The decision by the Ministry of Education and the supervisory institutions not to postpone these exams constitutes one of the clearest examples of social insensitivity and detachment from the concrete reality of the country. The contrast becomes even more disturbing when, shortly afterwards, the same Ministry of Education decided to postpone the start of classes throughout the national territory. This is a generalized measure that ignored regional differences, since in many areas conditions had already been restored, schools were ready, and students were able to begin the school year. This inconsistency reveals improvisation, a lack of clear criteria, and profoundly disjointed management.
This set of practices highlights the structurally unequal nature of the Mozambican education system. The children of the political and economic elites, to a large extent, do not study in the country. Those who remain attend private schools with foreign curricula, modern methodologies, and incomparably superior conditions. Meanwhile, the children of the poor are left with a fragile, unstable, and devalued public system, where extraordinary effort is required to achieve even minimal results. Education, which should be an instrument of social emancipation, thus becomes a mechanism for reproducing inequality, preparing global elites and forming local masses destined for subservience.

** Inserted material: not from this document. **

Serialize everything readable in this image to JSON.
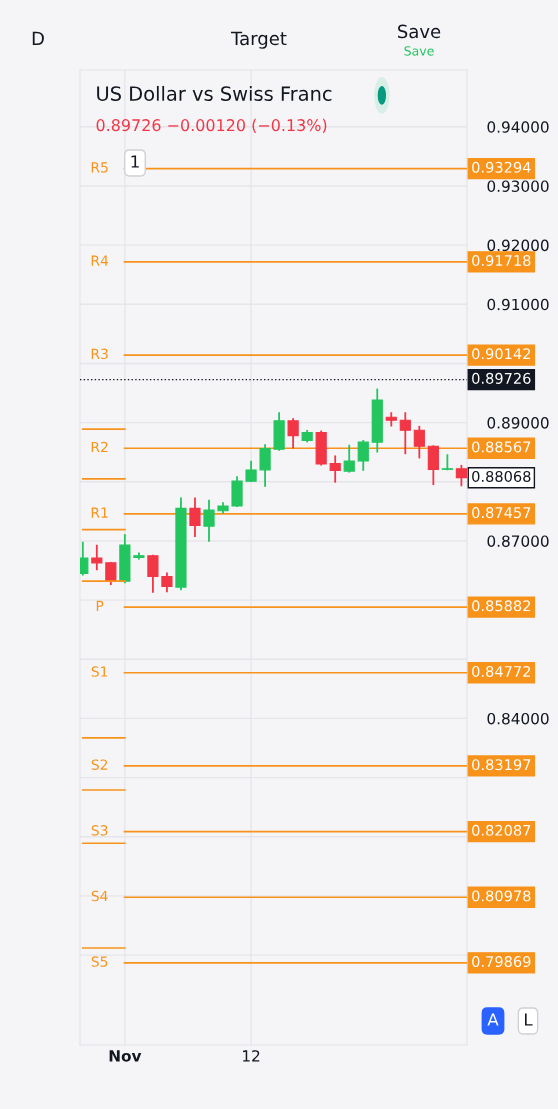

This yellow card is, therefore, a serious and urgent warning. It is not empty rhetoric or a gratuitous attack, but a call to historical responsibility. To continue treating education as political discourse, as a space for improvisation, and as secondary infrastructure is to kill the country's future slowly and surgically. Without a clear, participatory, and long-term educational plan; without curricular stability; without real appreciation for teachers; without decent infrastructure; and without socially just decisions, Mozambique will continue to compromise entire generations. The yellow card has been issued. Ignoring it will make the red card inevitable, and the consequences will be irreversible.